PyDev of the Week: Dr. David Pena

This week we welcome Dr. David Pena as our PyDev of the Week! David is the author of StremeCoder, a Graphical Python Programming Editor. You can learn more about what David has been up to through his Github profile.

Let’s spend some time getting to know David better!

Can you tell us a little about yourself (hobbies, education, etc):

My name is Dave Peña and I am a molecular neuroscientist, and chief scientific officer at Pluri Inc. I started Pluri with 3 amazing people with the idea that science tools should be available to everyone. We make bleeding edge neuroscience tools and we cater to making them affordable to institutions that would normally wait decades for those tools to arrive in their laboratories. I have a PhD in Cognition in Neuroscience that I received from the University of Texas at Dallas. We were underfunded at UT Dallas, so I had to create and design a good deal of my own experimental equipment. We had to make our own metaphorical lightsabers to do research worthy of publication. That experience was really the motivator for the creation of Pluri. In the time I get outside of Pluri, I love being in the Sierra Nevadas looking at the giant redwoods. I also fire up the xbox one from time to time.

Why did you start using Python?

I started using python in graduate school to replace matlab in my experiments. This was in the pre-tensor flow, pre-pandas days. At that time, using python offered more control over my hardware than matlab did and seemed to run faster.

What other programming languages do you know and which is your favorite?

I know Javascript in its many forms, Matlab … some C, MedPc (A common scripting language for behavioral apparatuses). My favorite language is by far Python.

What projects are you working on now?

I’m working on an analytical program for a lab at the School of Medicine at University of Cincinnati that detects neuronal events while an animal is behaving. It’s pretty cool actually. The lab is trying to understand the network activity in the brain that underlies stress induced drug relapse.

Which Python libraries are your favorite (core or 3rd party)?

https://pandas.pydata.org/ completely changed my life! Before that I had very obtuse matlab looking code written for numpy.

How did Stremecoder come about?

The Streme Client was made as an auxiliary program to control the hardware associated with an implanted device we patented. We call the entire system The Streme Experimental Platform. The Streme Client used pre-programmed nodes users could connect to generate different behaviors in our hardware. It was nerfed in that although you could code python on it, you really needed our hardware for it to be useful. One day, a lab from Marquette University contacted me asking for help on a data collection problem. They had decades of old behavioral data in coded text files, and there was not any manual way of getting their data out of them into a useful place for analysis. Wanting to help, but not really having something for them, I dug into the Streme Client codebase and reimagined it.

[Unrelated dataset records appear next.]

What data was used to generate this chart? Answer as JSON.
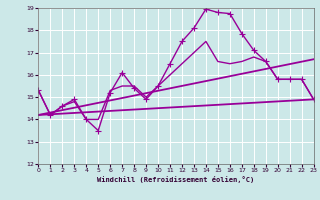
{
  "xlabel": "Windchill (Refroidissement éolien,°C)",
  "xlim": [
    0,
    23
  ],
  "ylim": [
    12,
    19
  ],
  "xticks": [
    0,
    1,
    2,
    3,
    4,
    5,
    6,
    7,
    8,
    9,
    10,
    11,
    12,
    13,
    14,
    15,
    16,
    17,
    18,
    19,
    20,
    21,
    22,
    23
  ],
  "yticks": [
    12,
    13,
    14,
    15,
    16,
    17,
    18,
    19
  ],
  "background_color": "#cce8e8",
  "line_color": "#990099",
  "grid_color": "#ffffff",
  "lines": [
    {
      "x": [
        0,
        1,
        2,
        3,
        4,
        5,
        6,
        7,
        8,
        9,
        10,
        11,
        12,
        13,
        14,
        15,
        16,
        17,
        18,
        19,
        20,
        21,
        22,
        23
      ],
      "y": [
        15.3,
        14.2,
        14.6,
        14.9,
        14.0,
        13.5,
        15.2,
        16.1,
        15.4,
        14.9,
        15.5,
        16.5,
        17.5,
        18.1,
        18.95,
        18.8,
        18.75,
        17.85,
        17.1,
        16.6,
        15.8,
        15.8,
        15.8,
        14.9
      ],
      "marker": "+",
      "linewidth": 1.0,
      "markersize": 4
    },
    {
      "x": [
        0,
        1,
        2,
        3,
        4,
        5,
        6,
        7,
        8,
        9,
        10,
        11,
        12,
        13,
        14,
        15,
        16,
        17,
        18,
        19,
        20,
        21,
        22,
        23
      ],
      "y": [
        15.3,
        14.2,
        14.6,
        14.8,
        14.0,
        14.0,
        15.3,
        15.5,
        15.5,
        15.0,
        15.5,
        16.0,
        16.5,
        17.0,
        17.5,
        16.6,
        16.5,
        16.6,
        16.8,
        16.6,
        15.8,
        15.8,
        15.8,
        14.9
      ],
      "marker": null,
      "linewidth": 1.0,
      "markersize": 0
    },
    {
      "x": [
        0,
        23
      ],
      "y": [
        14.2,
        16.7
      ],
      "marker": null,
      "linewidth": 1.3,
      "markersize": 0
    },
    {
      "x": [
        0,
        23
      ],
      "y": [
        14.2,
        14.9
      ],
      "marker": null,
      "linewidth": 1.3,
      "markersize": 0
    }
  ]
}
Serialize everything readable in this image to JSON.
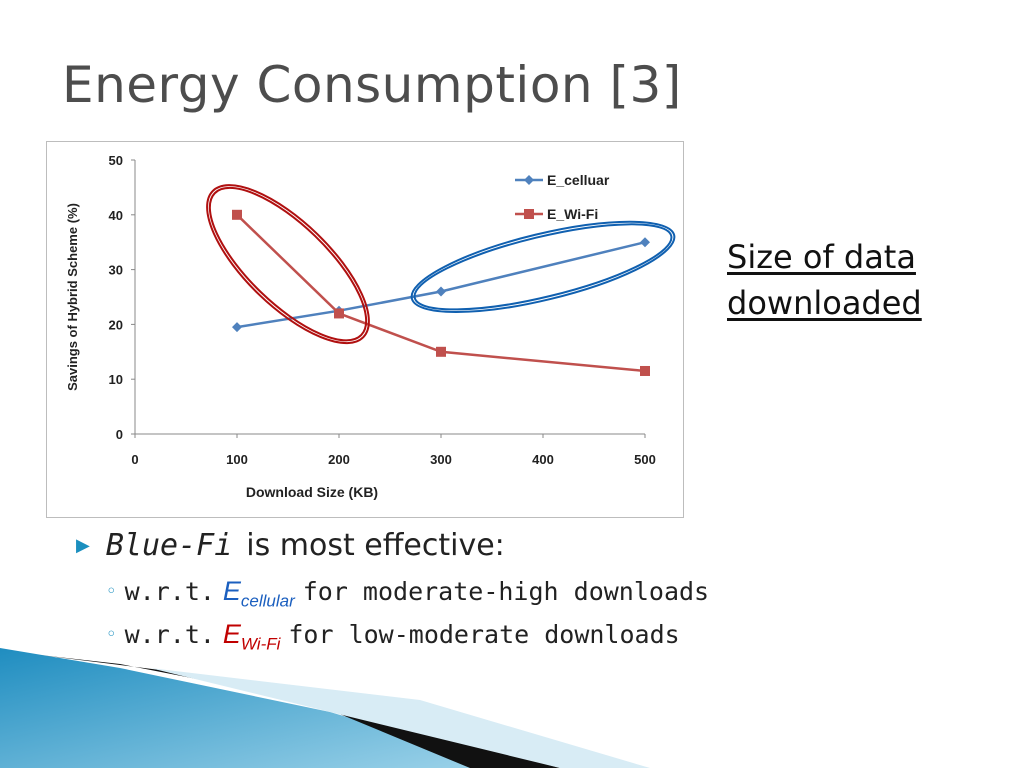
{
  "slide": {
    "title": "Energy Consumption [3]",
    "side_note": [
      "Size of data",
      "downloaded"
    ]
  },
  "bullets": {
    "main": {
      "emphasis": "Blue-Fi",
      "text": "is most effective:"
    },
    "sub": [
      {
        "prefix": "w.r.t.",
        "symbol": "E",
        "subscript": "cellular",
        "text": "for moderate-high downloads",
        "color": "#1b5fbf"
      },
      {
        "prefix": "w.r.t.",
        "symbol": "E",
        "subscript": "Wi-Fi",
        "text": "for low-moderate downloads",
        "color": "#c00000"
      }
    ]
  },
  "colors": {
    "cellular": "#4f81bd",
    "wifi": "#c0504d",
    "highlight_red": "#b01010",
    "highlight_blue": "#1060b0",
    "bullet_marker": "#1b8fbf"
  },
  "chart_data": {
    "type": "line",
    "xlabel": "Download Size (KB)",
    "ylabel": "Savings of Hybrid Scheme (%)",
    "xlim": [
      0,
      500
    ],
    "ylim": [
      0,
      50
    ],
    "x_ticks": [
      0,
      100,
      200,
      300,
      400,
      500
    ],
    "y_ticks": [
      0,
      10,
      20,
      30,
      40,
      50
    ],
    "legend_position": "top-right",
    "series": [
      {
        "name": "E_celluar",
        "marker": "diamond",
        "x": [
          100,
          200,
          300,
          500
        ],
        "y": [
          19.5,
          22.5,
          26,
          35
        ]
      },
      {
        "name": "E_Wi-Fi",
        "marker": "square",
        "x": [
          100,
          200,
          300,
          500
        ],
        "y": [
          40,
          22,
          15,
          11.5
        ]
      }
    ],
    "annotations": [
      {
        "type": "ellipse",
        "color": "#b01010",
        "around_series": "E_Wi-Fi",
        "x_range": [
          100,
          200
        ]
      },
      {
        "type": "ellipse",
        "color": "#1060b0",
        "around_series": "E_celluar",
        "x_range": [
          300,
          500
        ]
      }
    ]
  }
}
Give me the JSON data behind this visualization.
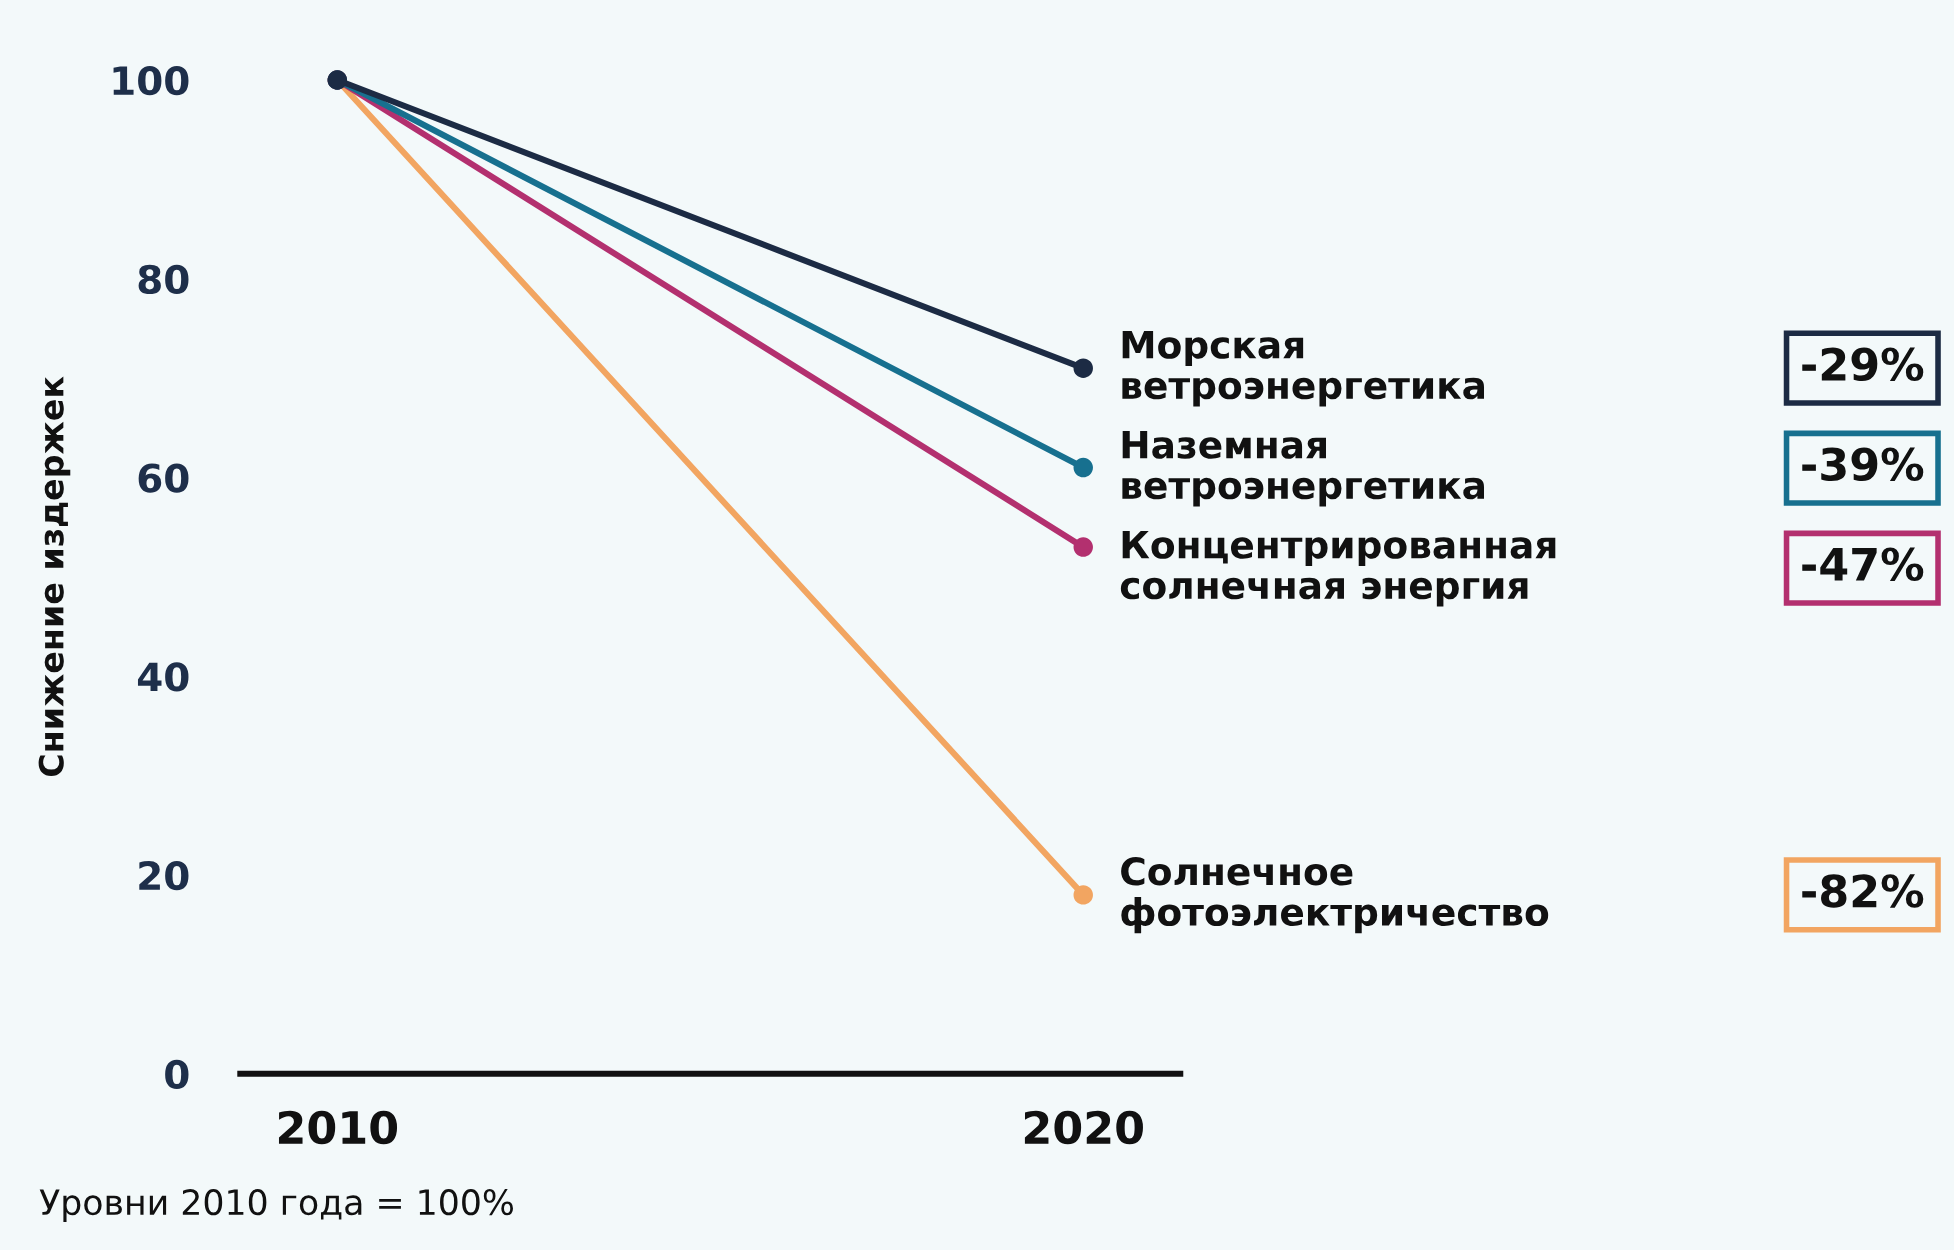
{
  "chart_data": {
    "type": "line",
    "ylabel": "Снижение издержек",
    "x": [
      2010,
      2020
    ],
    "xlim": [
      2008.7,
      2021.3
    ],
    "xticks": [
      2010,
      2020
    ],
    "ylim": [
      0,
      100
    ],
    "yticks": [
      0,
      20,
      40,
      60,
      80,
      100
    ],
    "marker": "circle",
    "line_style": "solid",
    "series": [
      {
        "name": "Морская\nветроэнергетика",
        "color": "#1c2b44",
        "values": [
          100,
          71
        ]
      },
      {
        "name": "Наземная\nветроэнергетика",
        "color": "#17708f",
        "values": [
          100,
          61
        ]
      },
      {
        "name": "Концентрированная\nсолнечная энергия",
        "color": "#b3306f",
        "values": [
          100,
          53
        ]
      },
      {
        "name": "Солнечное\nфотоэлектричество",
        "color": "#f2a561",
        "values": [
          100,
          18
        ]
      }
    ],
    "annotations": [
      "-29%",
      "-39%",
      "-47%",
      "-82%",
      "Уровни 2010 года = 100%"
    ]
  }
}
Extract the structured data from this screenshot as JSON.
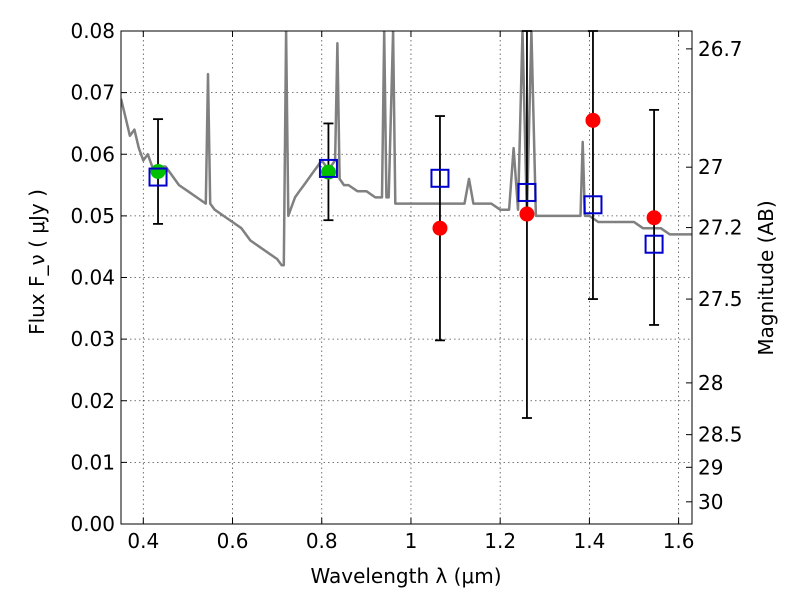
{
  "chart_data": {
    "type": "scatter",
    "xlabel": "Wavelength  λ (μm)",
    "ylabel": "Flux  F_ν  ( μJy )",
    "ylabel_right": "Magnitude (AB)",
    "xlim": [
      0.35,
      1.63
    ],
    "ylim": [
      0.0,
      0.08
    ],
    "grid": true,
    "x_ticks": [
      0.4,
      0.6,
      0.8,
      1.0,
      1.2,
      1.4,
      1.6
    ],
    "x_tick_labels": [
      "0.4",
      "0.6",
      "0.8",
      "1",
      "1.2",
      "1.4",
      "1.6"
    ],
    "y_ticks": [
      0.0,
      0.01,
      0.02,
      0.03,
      0.04,
      0.05,
      0.06,
      0.07,
      0.08
    ],
    "y_tick_labels": [
      "0.00",
      "0.01",
      "0.02",
      "0.03",
      "0.04",
      "0.05",
      "0.06",
      "0.07",
      "0.08"
    ],
    "right_ticks": [
      {
        "flux": 0.0771,
        "label": "26.7"
      },
      {
        "flux": 0.0579,
        "label": "27"
      },
      {
        "flux": 0.0481,
        "label": "27.2"
      },
      {
        "flux": 0.0365,
        "label": "27.5"
      },
      {
        "flux": 0.0229,
        "label": "28"
      },
      {
        "flux": 0.0145,
        "label": "28.5"
      },
      {
        "flux": 0.0092,
        "label": "29"
      },
      {
        "flux": 0.0036,
        "label": "30"
      }
    ],
    "model_spectrum": {
      "color": "#808080",
      "x": [
        0.35,
        0.36,
        0.37,
        0.38,
        0.39,
        0.4,
        0.41,
        0.42,
        0.43,
        0.44,
        0.45,
        0.46,
        0.48,
        0.5,
        0.52,
        0.54,
        0.545,
        0.55,
        0.56,
        0.58,
        0.6,
        0.62,
        0.64,
        0.66,
        0.68,
        0.7,
        0.71,
        0.715,
        0.72,
        0.725,
        0.73,
        0.74,
        0.75,
        0.76,
        0.77,
        0.78,
        0.79,
        0.8,
        0.81,
        0.82,
        0.83,
        0.835,
        0.84,
        0.85,
        0.86,
        0.88,
        0.9,
        0.92,
        0.935,
        0.94,
        0.945,
        0.95,
        0.96,
        0.965,
        0.97,
        0.98,
        1.0,
        1.02,
        1.05,
        1.08,
        1.1,
        1.12,
        1.13,
        1.14,
        1.16,
        1.18,
        1.2,
        1.22,
        1.23,
        1.24,
        1.25,
        1.26,
        1.27,
        1.28,
        1.3,
        1.32,
        1.34,
        1.36,
        1.38,
        1.385,
        1.39,
        1.4,
        1.42,
        1.44,
        1.46,
        1.48,
        1.5,
        1.52,
        1.54,
        1.56,
        1.58,
        1.6,
        1.63
      ],
      "y": [
        0.069,
        0.066,
        0.063,
        0.064,
        0.061,
        0.059,
        0.06,
        0.058,
        0.057,
        0.058,
        0.058,
        0.057,
        0.055,
        0.054,
        0.053,
        0.052,
        0.073,
        0.052,
        0.051,
        0.05,
        0.049,
        0.048,
        0.046,
        0.045,
        0.044,
        0.043,
        0.042,
        0.042,
        0.08,
        0.05,
        0.051,
        0.053,
        0.054,
        0.055,
        0.056,
        0.057,
        0.058,
        0.059,
        0.058,
        0.058,
        0.059,
        0.078,
        0.056,
        0.055,
        0.055,
        0.054,
        0.054,
        0.053,
        0.053,
        0.08,
        0.053,
        0.053,
        0.08,
        0.052,
        0.052,
        0.052,
        0.052,
        0.052,
        0.052,
        0.052,
        0.052,
        0.052,
        0.056,
        0.052,
        0.052,
        0.052,
        0.051,
        0.051,
        0.061,
        0.051,
        0.08,
        0.05,
        0.08,
        0.05,
        0.05,
        0.05,
        0.05,
        0.05,
        0.05,
        0.062,
        0.05,
        0.05,
        0.049,
        0.049,
        0.049,
        0.049,
        0.049,
        0.048,
        0.048,
        0.048,
        0.047,
        0.047,
        0.047
      ]
    },
    "observed_green": {
      "color": "#00c000",
      "x": [
        0.433,
        0.815
      ],
      "y": [
        0.0572,
        0.0571
      ],
      "err_low": [
        0.0487,
        0.0493
      ],
      "err_high": [
        0.0657,
        0.065
      ]
    },
    "observed_red": {
      "color": "#ff0000",
      "x": [
        1.065,
        1.26,
        1.408,
        1.545
      ],
      "y": [
        0.048,
        0.0503,
        0.0655,
        0.0497
      ],
      "err_low": [
        0.0298,
        0.0172,
        0.0365,
        0.0323
      ],
      "err_high": [
        0.0662,
        0.08,
        0.08,
        0.0672
      ]
    },
    "model_boxes": {
      "color": "#0000cc",
      "x": [
        0.433,
        0.815,
        1.065,
        1.26,
        1.408,
        1.545
      ],
      "y": [
        0.0563,
        0.0577,
        0.0561,
        0.0538,
        0.0518,
        0.0454
      ]
    }
  }
}
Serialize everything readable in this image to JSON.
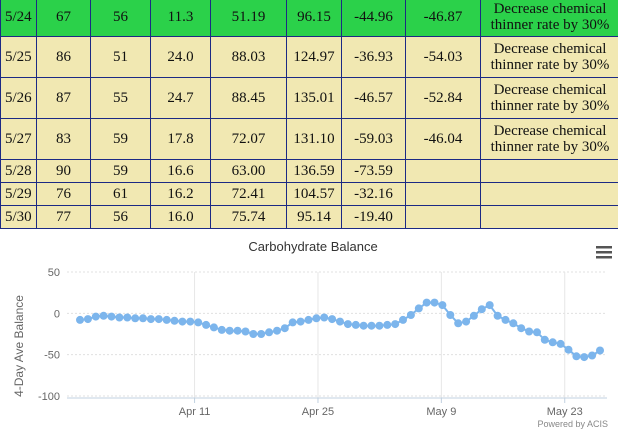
{
  "table": {
    "rows": [
      {
        "date": "5/24",
        "c1": "67",
        "c2": "56",
        "c3": "11.3",
        "c4": "51.19",
        "c5": "96.15",
        "c6": "-44.96",
        "c7": "-46.87",
        "rec": "Decrease chemical thinner rate by 30%",
        "style": "green"
      },
      {
        "date": "5/25",
        "c1": "86",
        "c2": "51",
        "c3": "24.0",
        "c4": "88.03",
        "c5": "124.97",
        "c6": "-36.93",
        "c7": "-54.03",
        "rec": "Decrease chemical thinner rate by 30%",
        "style": "cream"
      },
      {
        "date": "5/26",
        "c1": "87",
        "c2": "55",
        "c3": "24.7",
        "c4": "88.45",
        "c5": "135.01",
        "c6": "-46.57",
        "c7": "-52.84",
        "rec": "Decrease chemical thinner rate by 30%",
        "style": "cream"
      },
      {
        "date": "5/27",
        "c1": "83",
        "c2": "59",
        "c3": "17.8",
        "c4": "72.07",
        "c5": "131.10",
        "c6": "-59.03",
        "c7": "-46.04",
        "rec": "Decrease chemical thinner rate by 30%",
        "style": "cream"
      },
      {
        "date": "5/28",
        "c1": "90",
        "c2": "59",
        "c3": "16.6",
        "c4": "63.00",
        "c5": "136.59",
        "c6": "-73.59",
        "c7": "",
        "rec": "",
        "style": "cream"
      },
      {
        "date": "5/29",
        "c1": "76",
        "c2": "61",
        "c3": "16.2",
        "c4": "72.41",
        "c5": "104.57",
        "c6": "-32.16",
        "c7": "",
        "rec": "",
        "style": "cream"
      },
      {
        "date": "5/30",
        "c1": "77",
        "c2": "56",
        "c3": "16.0",
        "c4": "75.74",
        "c5": "95.14",
        "c6": "-19.40",
        "c7": "",
        "rec": "",
        "style": "cream"
      }
    ]
  },
  "menu_icon": "hamburger-menu-icon",
  "credits": "Powered by ACIS",
  "colors": {
    "green_row": "#2bd14a",
    "cream_row": "#f1e8b2",
    "border": "#1c2a84",
    "series": "#7cb5ec"
  },
  "chart_data": {
    "type": "line",
    "title": "Carbohydrate Balance",
    "xlabel": "",
    "ylabel": "4-Day Ave Balance",
    "ylim": [
      -100,
      50
    ],
    "yticks": [
      -100,
      -50,
      0,
      50
    ],
    "xticks": [
      "Apr 11",
      "Apr 25",
      "May 9",
      "May 23"
    ],
    "x_start": "Mar 29",
    "x_end": "May 27",
    "legend": "none",
    "grid": "dotted horizontal",
    "series": [
      {
        "name": "",
        "values": [
          -8,
          -7,
          -4,
          -3,
          -4,
          -5,
          -5,
          -6,
          -6,
          -7,
          -7,
          -8,
          -9,
          -10,
          -10,
          -11,
          -14,
          -17,
          -20,
          -21,
          -21,
          -22,
          -25,
          -25,
          -23,
          -21,
          -18,
          -11,
          -10,
          -8,
          -6,
          -5,
          -7,
          -10,
          -13,
          -14,
          -15,
          -15,
          -15,
          -14,
          -13,
          -8,
          -2,
          6,
          13,
          13,
          10,
          -2,
          -12,
          -10,
          -3,
          5,
          10,
          -3,
          -8,
          -12,
          -18,
          -22,
          -23,
          -32,
          -35,
          -37,
          -44,
          -52,
          -53,
          -51,
          -45
        ]
      }
    ]
  }
}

I changed almost everything about it so that I could use this new program I was making to:

1. Convey to Marquette (non-coders) what my code was doing
2. Give them an easy-to-use and modify UI that did not absolutely require them to look at code
3. Give myself a fully featured Python IDE that was node based to quickly adapt to changes they might have

So the Streme Client evolved into StremeCoder, a graphical IDE that is meant for anyone to be able to use, that can on its own be a dynamic UI for your code. StremeCoder excels at making your code reusable, dynamic, and organized. We have found it is most powerful at making these data pipelines/ETL’s as they are the most obvious to conceptualize as straight lines.

Where do you see Stremecoder going in the future?

We use StremeCoder everyday. In fact, after I made StremeCoder, I used StremeCoder to rewrite and optimize StremeCoder’s backend. I feel like a weakness Python has always had is it’s front end. I want to add functionality to StremeCoder to make it easy to design beautiful UIs quickly, that’s in addition to the normal bug fixes and feature requests that our users might send us.

Is there anything else you’d like to say?

Come talk to us! We are a friendly group of 4 people that would love to hear new ideas and use cases for StremeCoder.

Thanks for doing the interview, David!